Why do so few people in the church fully surrender to God?

  Why do so few people in the church seem to live this way? Some in the church are not truly saved, do not love God, and therefore have no interest in submitting to Him. But that is only one part of the problem. Others are saved but have not been taught that they are called to full surrender to God. Still others do know but are fearful of what it might cost; they avoid even thinking about it. Finally, there are those who have heard and accepted the call to full surrender but for some reason have relapsed, gotten off track, and taken back the control of their lives. As D.L. Moody observed, “The problem with a living sacrifice is that it keeps crawling off the altar.”

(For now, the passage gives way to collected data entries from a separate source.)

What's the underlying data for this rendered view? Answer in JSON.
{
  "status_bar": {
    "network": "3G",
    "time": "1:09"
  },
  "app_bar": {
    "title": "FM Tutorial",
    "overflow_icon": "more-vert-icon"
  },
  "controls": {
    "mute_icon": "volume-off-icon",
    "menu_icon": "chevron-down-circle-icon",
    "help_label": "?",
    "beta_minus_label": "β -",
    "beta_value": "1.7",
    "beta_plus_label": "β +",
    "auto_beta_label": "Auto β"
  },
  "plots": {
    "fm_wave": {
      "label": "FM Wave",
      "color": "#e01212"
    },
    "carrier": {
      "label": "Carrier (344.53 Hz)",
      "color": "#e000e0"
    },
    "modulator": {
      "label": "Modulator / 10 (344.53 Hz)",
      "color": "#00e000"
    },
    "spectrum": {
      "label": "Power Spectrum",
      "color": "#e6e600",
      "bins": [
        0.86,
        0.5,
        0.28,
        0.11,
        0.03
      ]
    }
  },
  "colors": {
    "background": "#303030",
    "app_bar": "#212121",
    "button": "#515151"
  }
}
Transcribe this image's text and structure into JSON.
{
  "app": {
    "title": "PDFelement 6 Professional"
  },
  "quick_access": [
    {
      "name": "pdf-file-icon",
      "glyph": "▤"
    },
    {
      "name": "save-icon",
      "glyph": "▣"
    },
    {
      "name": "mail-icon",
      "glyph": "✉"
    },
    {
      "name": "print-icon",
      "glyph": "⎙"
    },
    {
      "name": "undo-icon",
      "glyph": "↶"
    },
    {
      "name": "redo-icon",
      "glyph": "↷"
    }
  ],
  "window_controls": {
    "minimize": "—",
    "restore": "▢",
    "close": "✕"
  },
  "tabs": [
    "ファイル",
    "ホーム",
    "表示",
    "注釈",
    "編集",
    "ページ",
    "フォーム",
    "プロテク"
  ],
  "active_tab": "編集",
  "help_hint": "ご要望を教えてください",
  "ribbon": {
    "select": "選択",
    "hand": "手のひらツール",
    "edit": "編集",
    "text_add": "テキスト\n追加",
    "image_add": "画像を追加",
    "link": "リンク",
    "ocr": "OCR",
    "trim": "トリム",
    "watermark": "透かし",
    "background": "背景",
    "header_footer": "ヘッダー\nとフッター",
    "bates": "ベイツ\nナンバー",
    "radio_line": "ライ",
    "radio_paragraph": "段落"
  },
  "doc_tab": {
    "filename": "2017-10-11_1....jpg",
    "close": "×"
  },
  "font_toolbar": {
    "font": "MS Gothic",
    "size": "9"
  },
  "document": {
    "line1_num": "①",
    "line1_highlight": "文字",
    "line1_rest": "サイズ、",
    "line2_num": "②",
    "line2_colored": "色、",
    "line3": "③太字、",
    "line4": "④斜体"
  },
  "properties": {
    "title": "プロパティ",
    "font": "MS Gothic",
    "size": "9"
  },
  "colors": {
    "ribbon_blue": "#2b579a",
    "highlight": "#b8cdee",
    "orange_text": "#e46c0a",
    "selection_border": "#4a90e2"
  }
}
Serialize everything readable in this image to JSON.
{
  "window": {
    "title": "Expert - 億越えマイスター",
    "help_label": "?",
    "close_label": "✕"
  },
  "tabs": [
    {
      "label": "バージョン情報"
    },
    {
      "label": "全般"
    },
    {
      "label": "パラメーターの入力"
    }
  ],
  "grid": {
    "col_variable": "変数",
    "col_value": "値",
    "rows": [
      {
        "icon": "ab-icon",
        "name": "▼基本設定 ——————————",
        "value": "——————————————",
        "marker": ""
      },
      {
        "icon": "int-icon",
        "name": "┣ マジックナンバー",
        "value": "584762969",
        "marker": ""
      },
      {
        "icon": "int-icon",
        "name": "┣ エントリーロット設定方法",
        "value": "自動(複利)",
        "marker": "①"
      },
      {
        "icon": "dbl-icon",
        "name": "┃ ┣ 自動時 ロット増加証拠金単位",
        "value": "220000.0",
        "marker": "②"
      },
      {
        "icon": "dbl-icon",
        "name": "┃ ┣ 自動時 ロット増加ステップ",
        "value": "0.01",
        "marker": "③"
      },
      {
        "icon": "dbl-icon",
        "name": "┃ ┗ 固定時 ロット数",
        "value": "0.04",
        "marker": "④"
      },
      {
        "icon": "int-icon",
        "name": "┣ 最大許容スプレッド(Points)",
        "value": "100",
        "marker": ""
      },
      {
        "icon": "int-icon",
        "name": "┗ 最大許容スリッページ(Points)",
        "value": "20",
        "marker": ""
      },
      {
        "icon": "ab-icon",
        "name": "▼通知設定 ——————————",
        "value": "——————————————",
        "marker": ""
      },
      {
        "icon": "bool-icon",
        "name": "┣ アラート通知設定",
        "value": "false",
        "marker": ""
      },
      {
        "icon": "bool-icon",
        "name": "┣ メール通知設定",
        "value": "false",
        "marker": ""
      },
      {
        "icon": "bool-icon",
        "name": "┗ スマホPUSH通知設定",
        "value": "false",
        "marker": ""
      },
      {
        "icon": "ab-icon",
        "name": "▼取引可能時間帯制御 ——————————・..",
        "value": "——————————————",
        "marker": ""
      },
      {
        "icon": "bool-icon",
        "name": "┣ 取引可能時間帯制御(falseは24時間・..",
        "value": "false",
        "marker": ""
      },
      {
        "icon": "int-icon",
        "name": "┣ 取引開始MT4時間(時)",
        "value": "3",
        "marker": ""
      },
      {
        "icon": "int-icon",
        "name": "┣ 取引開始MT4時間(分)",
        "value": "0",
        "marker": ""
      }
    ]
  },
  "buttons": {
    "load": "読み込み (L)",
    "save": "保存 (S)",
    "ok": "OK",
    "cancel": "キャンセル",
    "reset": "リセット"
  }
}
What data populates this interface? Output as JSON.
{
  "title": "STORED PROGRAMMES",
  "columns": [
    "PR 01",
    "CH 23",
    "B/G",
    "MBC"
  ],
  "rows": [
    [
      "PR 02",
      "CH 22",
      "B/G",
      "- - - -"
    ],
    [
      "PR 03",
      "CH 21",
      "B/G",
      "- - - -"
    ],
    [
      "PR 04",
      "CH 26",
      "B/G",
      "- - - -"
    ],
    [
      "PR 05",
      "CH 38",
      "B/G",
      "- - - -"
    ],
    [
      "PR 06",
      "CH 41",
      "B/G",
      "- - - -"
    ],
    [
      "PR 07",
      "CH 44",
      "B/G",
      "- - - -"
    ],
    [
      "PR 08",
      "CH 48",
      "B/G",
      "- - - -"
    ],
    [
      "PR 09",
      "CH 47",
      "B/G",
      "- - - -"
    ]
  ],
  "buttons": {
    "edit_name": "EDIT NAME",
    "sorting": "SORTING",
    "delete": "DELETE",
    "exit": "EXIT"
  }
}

  How people react to this call depends on where their hearts are. The idea of a total, absolute, and irrevocable surrender of our whole selves to God will come as a shock to those who have never heard or read about it. Others, who want to exempt certain areas of their life from God’s control, will see it as an unwelcome and unreasonable intrusion upon their freedom. Still others will see it as an impossible ideal not meant to be taken literally; “after all,” they reason, “God made us and knows how weak we are.” But those who truly know God will hear His voice through Paul’s words and will not refuse Him or rationalize away His call. They will desire to be entirely His, even as they recognize their own weakness and inability to live up to His call perfectly.